A text file describing a new virus called PROTO-T was distributed via
electronic bulletin boards and the Internet late in the year 1992.
This text told about a virus of a new kind that was threateningly
spreading itself all over the world. The virus was, among other
things, claimed to be impossible to spot and supposedly able to hide
itself in the RAM memory of a modem or a hard disk. This text and the
things described in it are pure invention, it would be technically
impossible to build a virus to match the description.
A virus cannot hide its code in the buffers of modems or hard disks,
because these memory areas are very small and unprotected - in
reality the virus code would be overwritten almost immediately. In
any case, part of the viral code would have to be stored in normal
DOS memory in order for a virus to function. PC computers execute
code that is located in their core memory, and that code only.

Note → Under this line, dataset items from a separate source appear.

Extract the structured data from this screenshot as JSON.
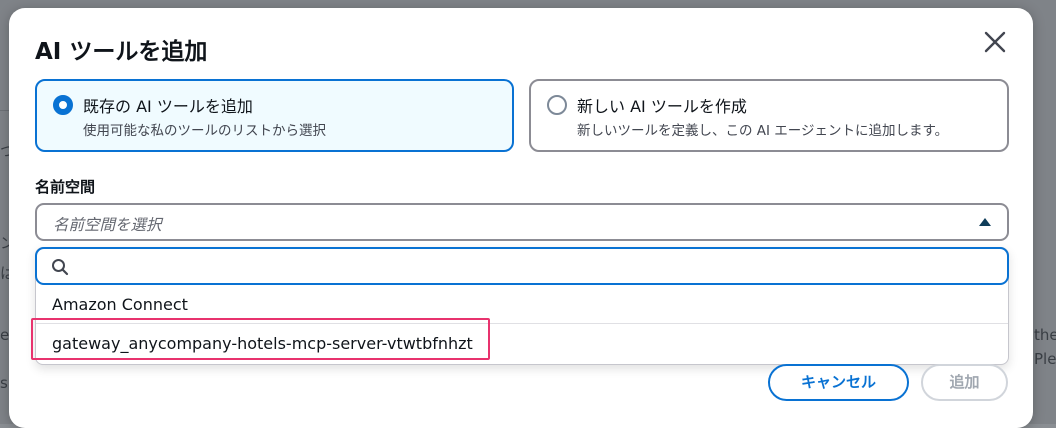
{
  "backdrop": {
    "fragments": [
      "つ",
      "ン",
      "は",
      "e",
      "the",
      "Ple",
      "s"
    ]
  },
  "dialog": {
    "title": "AI ツールを追加",
    "close_icon": "close-icon"
  },
  "tool_type": {
    "options": [
      {
        "title": "既存の AI ツールを追加",
        "description": "使用可能な私のツールのリストから選択",
        "selected": true
      },
      {
        "title": "新しい AI ツールを作成",
        "description": "新しいツールを定義し、この AI エージェントに追加します。",
        "selected": false
      }
    ]
  },
  "namespace": {
    "label": "名前空間",
    "placeholder": "名前空間を選択",
    "filter_value": "",
    "options": [
      "Amazon Connect",
      "gateway_anycompany-hotels-mcp-server-vtwtbfnhzt"
    ]
  },
  "footer": {
    "cancel_label": "キャンセル",
    "add_label": "追加"
  },
  "colors": {
    "accent": "#0972d3",
    "highlight": "#e8336e"
  }
}
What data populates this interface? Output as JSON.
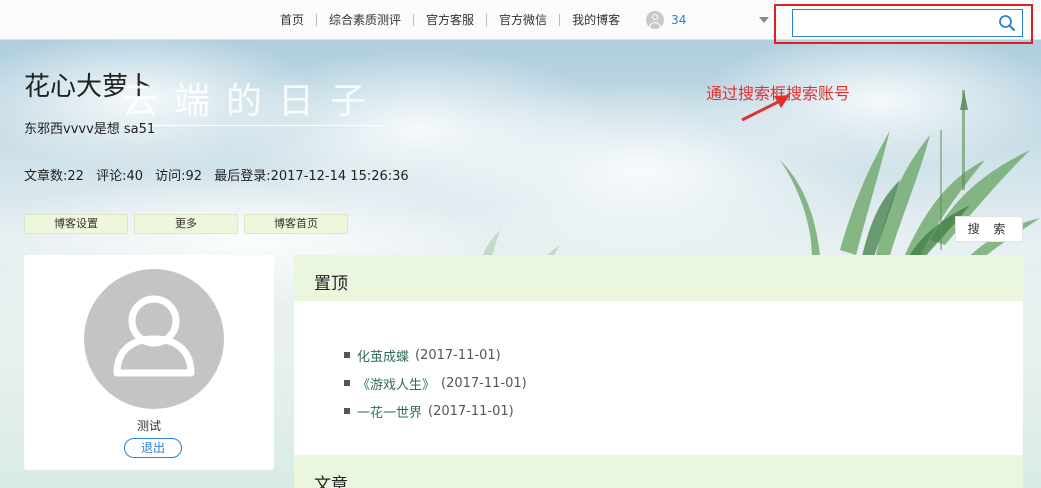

It is possible to hide part of the viral code in the memory of a VGA
card. Some viruses (like Starship and GoldBug) do so, but even in this
case the virus can be found by normal means.
The text was apparently a practical joke that spread uncommonly far.
On the other hand, this joke inspired the development of several new
viruses. As rumors of PROTO-T spread, some individuals decided to
take advantage of its reputation and wrote viruses that contained the
text "PROTO-T". Naturally enough, these viruses contained none of the
characteristics mentioned in the original description.
The 'real' Proto-T viruses are not known to be in the wild. Their
characteristics differ a lot from each other.